- Synapse Films DVD cover
- Directed by: Dusty Nelson
- Screenplay by: Dusty Nelson
- Based on: Snuff by William H. Mooney
- Produced by: Pasquale Buba John Harrison (as John S. Harrison Jr.)
- Starring: Joseph F. Pilato; Susan Chapek; John Harrison; Bernard McKenna; Debra Gordon; Tom Savini;
- Cinematography: Carl Augenstein (as Carl E. Augenstein) Toni Semple (as Toni Semple-Nelson)
- Edited by: Pasquale Buba
- Music by: John Harrison
- Production companies: Image Works International Harmony
- Release date: November 9, 1979 (premiere);
- Running time: 84 minutes
- Country: United States
- Language: English
- Budget: $55,000 (estimated)

= Effects (film) =

Effects (also released as The Manipulator) is an American horror film directed by Dusty Nelson. The film premiered on November 9, 1979, but did not receive a wide release until October 2005, when it received an official DVD release by Synapse Films. It features make-up effects by horror FX legend Tom Savini, who also appears in the film.

== Plot ==
The film centers on a filmmaker (John Harrison) who is making a low budget horror film in rural Pennsylvania. Over the course of filming, the cinematographer (Joseph Pilato) and a female gaffer (Susan Chapek) begin to enter into a romantic relationship. Unbeknownst to them, the film's director is secretly making a snuff documentary with an unwilling cast and crew.

== Cast ==
- Joseph Pilato as Dominic Salvucci (credited as "Joseph F. Pilato")
- Susan Chapek as Celeste
- John Harrison as Lacey Bickel
- Bernard McKenna as Barney/Arthur
- Debra Gordon as Rita/Mona
- Tom Savini as Nicky

== Production ==
In the behind-the-scenes documentary After Effects on the Synapse DVD, the three principal filmmakers involved - Dusty Nelson, Pasquale Buba, and John Harrison - discuss the film's evolution. They had met while working at a television station in Pittsburgh and later apprenticed under horror filmmaker George A. Romero on his 1977 film Martin. Using that film as an inspiration, they started an LLC and raised $55,000 from family and friends to fund the film.

== Release ==
The film received its world premiere at the Kings Court theater in Pittsburgh on November 9, 1979. Following this premiere, the film was signed for distribution to International Harmony and received limited distribution.

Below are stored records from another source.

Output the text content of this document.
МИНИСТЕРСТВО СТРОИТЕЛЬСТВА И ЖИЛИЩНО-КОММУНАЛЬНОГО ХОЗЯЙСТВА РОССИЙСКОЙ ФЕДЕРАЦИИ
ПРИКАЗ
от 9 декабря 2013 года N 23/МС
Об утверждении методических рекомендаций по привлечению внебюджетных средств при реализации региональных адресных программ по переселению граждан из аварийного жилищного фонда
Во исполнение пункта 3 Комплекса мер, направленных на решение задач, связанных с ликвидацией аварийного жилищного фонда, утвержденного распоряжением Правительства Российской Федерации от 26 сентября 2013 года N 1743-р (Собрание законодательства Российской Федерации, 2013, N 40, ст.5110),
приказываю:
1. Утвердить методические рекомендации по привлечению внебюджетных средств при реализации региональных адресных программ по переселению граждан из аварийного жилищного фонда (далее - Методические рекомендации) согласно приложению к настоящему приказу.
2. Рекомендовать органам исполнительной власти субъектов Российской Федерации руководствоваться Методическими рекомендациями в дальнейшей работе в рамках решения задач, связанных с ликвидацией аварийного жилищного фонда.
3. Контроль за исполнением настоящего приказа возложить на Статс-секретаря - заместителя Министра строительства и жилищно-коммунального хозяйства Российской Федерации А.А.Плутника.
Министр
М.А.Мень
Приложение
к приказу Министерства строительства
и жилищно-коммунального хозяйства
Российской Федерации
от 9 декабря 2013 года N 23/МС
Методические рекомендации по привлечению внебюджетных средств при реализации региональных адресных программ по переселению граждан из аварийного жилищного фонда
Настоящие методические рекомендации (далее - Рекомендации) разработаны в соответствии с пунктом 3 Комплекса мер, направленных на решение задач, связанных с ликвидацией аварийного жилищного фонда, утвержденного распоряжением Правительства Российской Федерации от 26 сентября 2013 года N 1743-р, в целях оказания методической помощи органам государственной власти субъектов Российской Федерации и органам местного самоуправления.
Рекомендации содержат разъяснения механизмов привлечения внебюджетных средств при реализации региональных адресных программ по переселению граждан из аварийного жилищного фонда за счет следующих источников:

According to director Nelson, the film purportedly screened at the Sundance Film Festival, which at the time was known as US Film Festival. Effects later screened at Three Rivers Film Festival in 2011.

After its 2005 Synapse Films release, Effects was picked up by the American Genre Film Archive for a new 4K transfer from the original film print in 2017, and received a release on Blu-ray and a limited theatrical re-release.